Lack of subtlety can be really annoying, but it's certainly not unavoidable. Models act / write very differently and some of them tend to be quite horny, but even most of these horny models can usually be wrangled in (to a degree) with characters that are specifically written for a slow paced story, system prompts and adjusting settings / samplers. I don't know to what degree this applies to Janitor AI though. I've only tried out Janitor for a short time and the available settings were rather limited at that time.

If you want to try out some different free smaller models, with access to the settings, then I'd recommend - only disadvantage is you have to bring your own characters. is one place where you can find tons of characters to download.
 

Affogado

Newbie
Game Developer
Jun 12, 2021
91
149
What I've found works for longer stories is breaking them up into chapters or episodes, each with their own situation/context/theme. They're discrete chats within the same general framework; in LM Studio I just update the system prompt with whatever's important from the last episode and the general focus of the current one. Brings a sense of continuity.
 

desmosome

Conversation Conqueror
Sep 5, 2018
6,296
14,440
Oh, I've become kind of an expert at pushing the online LLM bots to it's limits in terms of long form narrative. Yodayo had many features, but what you really just need is a memory bank system. It's named different things on different sites, but basically a window where you can enter in things that will be part of the permanent tokens of the bot as you play.

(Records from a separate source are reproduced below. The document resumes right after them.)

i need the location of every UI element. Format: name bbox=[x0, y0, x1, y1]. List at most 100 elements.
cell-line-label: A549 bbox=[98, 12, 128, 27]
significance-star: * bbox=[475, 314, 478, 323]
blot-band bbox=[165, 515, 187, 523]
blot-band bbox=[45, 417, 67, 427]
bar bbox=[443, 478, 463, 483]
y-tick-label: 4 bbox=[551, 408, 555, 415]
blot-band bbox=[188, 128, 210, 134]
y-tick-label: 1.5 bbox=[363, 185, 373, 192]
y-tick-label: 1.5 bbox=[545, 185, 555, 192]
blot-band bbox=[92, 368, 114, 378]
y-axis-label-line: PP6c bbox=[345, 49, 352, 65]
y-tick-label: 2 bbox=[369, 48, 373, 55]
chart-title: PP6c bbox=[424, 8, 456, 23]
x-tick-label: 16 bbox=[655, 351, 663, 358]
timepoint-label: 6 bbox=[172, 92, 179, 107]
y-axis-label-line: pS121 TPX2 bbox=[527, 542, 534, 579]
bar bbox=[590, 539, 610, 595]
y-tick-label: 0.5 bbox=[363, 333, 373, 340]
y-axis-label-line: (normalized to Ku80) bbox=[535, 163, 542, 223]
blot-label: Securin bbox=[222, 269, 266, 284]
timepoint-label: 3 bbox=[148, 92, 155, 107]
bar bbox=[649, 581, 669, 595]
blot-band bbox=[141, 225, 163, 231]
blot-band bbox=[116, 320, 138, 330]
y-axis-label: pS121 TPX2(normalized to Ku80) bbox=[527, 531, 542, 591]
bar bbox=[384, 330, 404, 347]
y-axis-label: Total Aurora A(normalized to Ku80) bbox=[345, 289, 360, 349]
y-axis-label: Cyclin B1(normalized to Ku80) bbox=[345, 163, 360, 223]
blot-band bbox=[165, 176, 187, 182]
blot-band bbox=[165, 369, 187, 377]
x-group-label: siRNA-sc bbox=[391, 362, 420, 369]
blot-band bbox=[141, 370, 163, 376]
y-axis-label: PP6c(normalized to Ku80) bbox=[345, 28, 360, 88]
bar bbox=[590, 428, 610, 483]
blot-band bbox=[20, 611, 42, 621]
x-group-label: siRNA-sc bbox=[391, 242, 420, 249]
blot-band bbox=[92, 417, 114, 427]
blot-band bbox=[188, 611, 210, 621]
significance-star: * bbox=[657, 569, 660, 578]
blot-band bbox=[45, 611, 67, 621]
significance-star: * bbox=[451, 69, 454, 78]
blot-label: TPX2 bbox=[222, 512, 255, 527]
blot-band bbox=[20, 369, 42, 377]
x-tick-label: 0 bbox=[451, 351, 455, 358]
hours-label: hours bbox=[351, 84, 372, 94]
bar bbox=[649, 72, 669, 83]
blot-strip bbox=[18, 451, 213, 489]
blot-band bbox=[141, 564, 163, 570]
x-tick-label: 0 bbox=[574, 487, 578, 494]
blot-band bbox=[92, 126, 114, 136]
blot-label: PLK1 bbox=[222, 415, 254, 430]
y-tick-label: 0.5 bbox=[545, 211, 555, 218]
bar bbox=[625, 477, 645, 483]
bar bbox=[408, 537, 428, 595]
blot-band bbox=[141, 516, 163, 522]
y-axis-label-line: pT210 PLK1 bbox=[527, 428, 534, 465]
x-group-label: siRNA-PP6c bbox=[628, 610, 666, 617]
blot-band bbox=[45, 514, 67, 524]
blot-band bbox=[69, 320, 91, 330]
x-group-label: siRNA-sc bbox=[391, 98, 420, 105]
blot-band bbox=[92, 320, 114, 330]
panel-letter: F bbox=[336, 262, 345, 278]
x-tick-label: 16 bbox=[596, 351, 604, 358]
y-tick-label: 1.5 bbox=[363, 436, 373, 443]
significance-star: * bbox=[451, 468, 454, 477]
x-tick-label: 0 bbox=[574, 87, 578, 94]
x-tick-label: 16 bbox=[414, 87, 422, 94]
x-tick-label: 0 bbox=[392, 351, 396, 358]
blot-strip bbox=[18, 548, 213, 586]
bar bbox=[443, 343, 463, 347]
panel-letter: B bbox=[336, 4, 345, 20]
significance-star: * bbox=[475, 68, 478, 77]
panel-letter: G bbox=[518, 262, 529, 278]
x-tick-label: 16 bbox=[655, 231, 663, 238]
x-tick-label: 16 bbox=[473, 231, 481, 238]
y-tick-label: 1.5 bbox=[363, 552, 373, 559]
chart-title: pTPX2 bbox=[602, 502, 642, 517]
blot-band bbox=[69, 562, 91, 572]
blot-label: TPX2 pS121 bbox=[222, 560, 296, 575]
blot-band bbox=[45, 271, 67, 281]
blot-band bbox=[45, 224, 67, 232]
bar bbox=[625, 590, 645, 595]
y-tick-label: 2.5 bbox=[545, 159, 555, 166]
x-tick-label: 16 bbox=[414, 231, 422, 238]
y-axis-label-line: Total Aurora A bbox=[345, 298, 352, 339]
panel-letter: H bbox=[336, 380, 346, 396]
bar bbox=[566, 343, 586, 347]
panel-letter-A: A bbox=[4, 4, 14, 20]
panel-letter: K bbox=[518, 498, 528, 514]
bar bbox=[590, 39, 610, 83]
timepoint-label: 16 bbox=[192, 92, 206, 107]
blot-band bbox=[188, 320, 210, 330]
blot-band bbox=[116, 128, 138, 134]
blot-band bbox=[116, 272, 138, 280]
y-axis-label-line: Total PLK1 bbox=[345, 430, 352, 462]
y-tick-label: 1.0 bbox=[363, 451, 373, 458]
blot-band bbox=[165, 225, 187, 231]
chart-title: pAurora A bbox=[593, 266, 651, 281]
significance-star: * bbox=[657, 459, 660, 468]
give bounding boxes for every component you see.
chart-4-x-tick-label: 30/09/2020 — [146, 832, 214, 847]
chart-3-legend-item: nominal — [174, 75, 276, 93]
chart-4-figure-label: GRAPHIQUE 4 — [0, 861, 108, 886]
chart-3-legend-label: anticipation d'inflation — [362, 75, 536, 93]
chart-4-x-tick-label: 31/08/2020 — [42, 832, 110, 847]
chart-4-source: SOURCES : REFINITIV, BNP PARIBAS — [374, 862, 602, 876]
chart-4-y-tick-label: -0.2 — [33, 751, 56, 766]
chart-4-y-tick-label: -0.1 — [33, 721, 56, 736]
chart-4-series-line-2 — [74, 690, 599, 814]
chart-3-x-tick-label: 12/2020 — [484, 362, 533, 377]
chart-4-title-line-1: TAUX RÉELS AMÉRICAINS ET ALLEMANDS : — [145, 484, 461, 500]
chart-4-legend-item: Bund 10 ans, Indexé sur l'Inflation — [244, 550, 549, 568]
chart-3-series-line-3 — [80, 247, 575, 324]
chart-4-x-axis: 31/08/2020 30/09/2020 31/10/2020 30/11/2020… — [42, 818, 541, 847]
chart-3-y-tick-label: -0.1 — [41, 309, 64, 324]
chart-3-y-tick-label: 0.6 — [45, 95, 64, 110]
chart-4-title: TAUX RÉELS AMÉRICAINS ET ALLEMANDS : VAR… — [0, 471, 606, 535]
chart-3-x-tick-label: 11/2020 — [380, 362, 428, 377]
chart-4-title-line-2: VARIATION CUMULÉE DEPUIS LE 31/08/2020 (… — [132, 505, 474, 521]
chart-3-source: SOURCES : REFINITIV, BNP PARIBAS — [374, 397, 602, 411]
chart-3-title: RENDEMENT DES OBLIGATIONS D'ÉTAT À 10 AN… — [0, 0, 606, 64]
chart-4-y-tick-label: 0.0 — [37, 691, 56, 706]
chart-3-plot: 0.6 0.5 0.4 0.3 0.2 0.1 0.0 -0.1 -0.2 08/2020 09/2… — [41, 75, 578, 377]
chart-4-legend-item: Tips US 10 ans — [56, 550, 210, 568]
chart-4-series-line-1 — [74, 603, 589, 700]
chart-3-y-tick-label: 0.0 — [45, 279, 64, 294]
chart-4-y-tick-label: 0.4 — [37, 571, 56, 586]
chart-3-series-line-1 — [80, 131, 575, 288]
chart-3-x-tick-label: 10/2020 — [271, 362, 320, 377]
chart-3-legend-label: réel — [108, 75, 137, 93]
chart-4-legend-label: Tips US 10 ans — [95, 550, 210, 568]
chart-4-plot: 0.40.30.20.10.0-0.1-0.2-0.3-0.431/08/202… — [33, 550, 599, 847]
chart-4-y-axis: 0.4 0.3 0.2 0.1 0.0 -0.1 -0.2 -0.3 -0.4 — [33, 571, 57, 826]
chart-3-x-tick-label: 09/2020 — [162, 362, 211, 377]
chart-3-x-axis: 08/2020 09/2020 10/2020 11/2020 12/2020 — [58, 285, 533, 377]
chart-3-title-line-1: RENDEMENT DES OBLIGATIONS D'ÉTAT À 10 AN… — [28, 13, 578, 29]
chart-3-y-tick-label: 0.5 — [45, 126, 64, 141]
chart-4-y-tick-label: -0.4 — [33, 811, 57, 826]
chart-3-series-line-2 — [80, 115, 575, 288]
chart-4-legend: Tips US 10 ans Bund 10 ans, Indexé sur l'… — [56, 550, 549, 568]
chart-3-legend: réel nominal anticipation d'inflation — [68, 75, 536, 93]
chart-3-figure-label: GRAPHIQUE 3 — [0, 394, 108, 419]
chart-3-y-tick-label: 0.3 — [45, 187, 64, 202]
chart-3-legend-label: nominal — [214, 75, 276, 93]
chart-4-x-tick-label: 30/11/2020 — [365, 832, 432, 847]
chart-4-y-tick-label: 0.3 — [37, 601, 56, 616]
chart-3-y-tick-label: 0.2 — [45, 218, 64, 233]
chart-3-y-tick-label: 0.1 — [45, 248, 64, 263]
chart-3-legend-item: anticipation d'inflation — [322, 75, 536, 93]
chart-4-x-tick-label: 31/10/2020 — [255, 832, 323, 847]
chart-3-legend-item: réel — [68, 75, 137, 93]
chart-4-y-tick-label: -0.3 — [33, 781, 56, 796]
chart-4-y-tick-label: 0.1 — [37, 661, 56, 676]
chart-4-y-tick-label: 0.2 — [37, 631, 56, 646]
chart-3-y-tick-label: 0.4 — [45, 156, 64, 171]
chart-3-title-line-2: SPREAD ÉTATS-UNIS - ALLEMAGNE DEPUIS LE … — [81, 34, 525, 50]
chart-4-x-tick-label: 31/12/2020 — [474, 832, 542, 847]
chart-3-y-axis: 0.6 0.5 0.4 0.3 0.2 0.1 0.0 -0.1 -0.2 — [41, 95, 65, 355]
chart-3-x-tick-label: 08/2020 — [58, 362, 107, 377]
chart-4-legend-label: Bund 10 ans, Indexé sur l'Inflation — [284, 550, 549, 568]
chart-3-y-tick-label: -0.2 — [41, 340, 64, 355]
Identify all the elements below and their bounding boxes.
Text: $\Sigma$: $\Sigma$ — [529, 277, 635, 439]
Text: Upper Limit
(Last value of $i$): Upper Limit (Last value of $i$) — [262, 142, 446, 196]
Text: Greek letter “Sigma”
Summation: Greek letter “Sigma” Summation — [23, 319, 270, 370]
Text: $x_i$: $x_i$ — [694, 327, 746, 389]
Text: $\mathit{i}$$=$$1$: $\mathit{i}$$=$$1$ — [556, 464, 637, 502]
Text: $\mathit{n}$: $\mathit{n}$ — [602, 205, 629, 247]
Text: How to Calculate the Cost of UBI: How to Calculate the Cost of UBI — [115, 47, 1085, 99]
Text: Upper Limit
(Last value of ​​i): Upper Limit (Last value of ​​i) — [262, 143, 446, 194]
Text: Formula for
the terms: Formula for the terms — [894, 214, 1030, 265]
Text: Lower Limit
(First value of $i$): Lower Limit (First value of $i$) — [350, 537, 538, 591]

You can do a lot of things with this, from adding your own spin on the scenario from existing bots, to using it to keep track of key events so that the bot has a general understanding of the story arc so far. Of course, Tokens are always a limited resource, and you can't just keep expanding this permanent memory since it will eat into the bot's context window. So you need to be concise and delete some stuff that becomes no longer relevant or important. This limit is why the bots are best suited in producing a single scene, a short story, or a medium length progression with some time skips. Long, continuous narrative with detailed character arcs and such are a bit much. Can be done, but at some point, the bot really loses grip on things and it's not worth it to keep going.

The bots work best when you and the bot are in sync. It can produce amazing things that align exactly to what you are imagining. That sync is hard to maintain past a certain point. The bot will lose the thread and it becomes increasingly tedious to keep it on track. That's when you probably want to bring the story to a close.

That's just me as a story based player though. Not everyone plays like that. Some just want a character to talk. Some people let the AI lead, mostly reacting rather than guiding it down a narrative.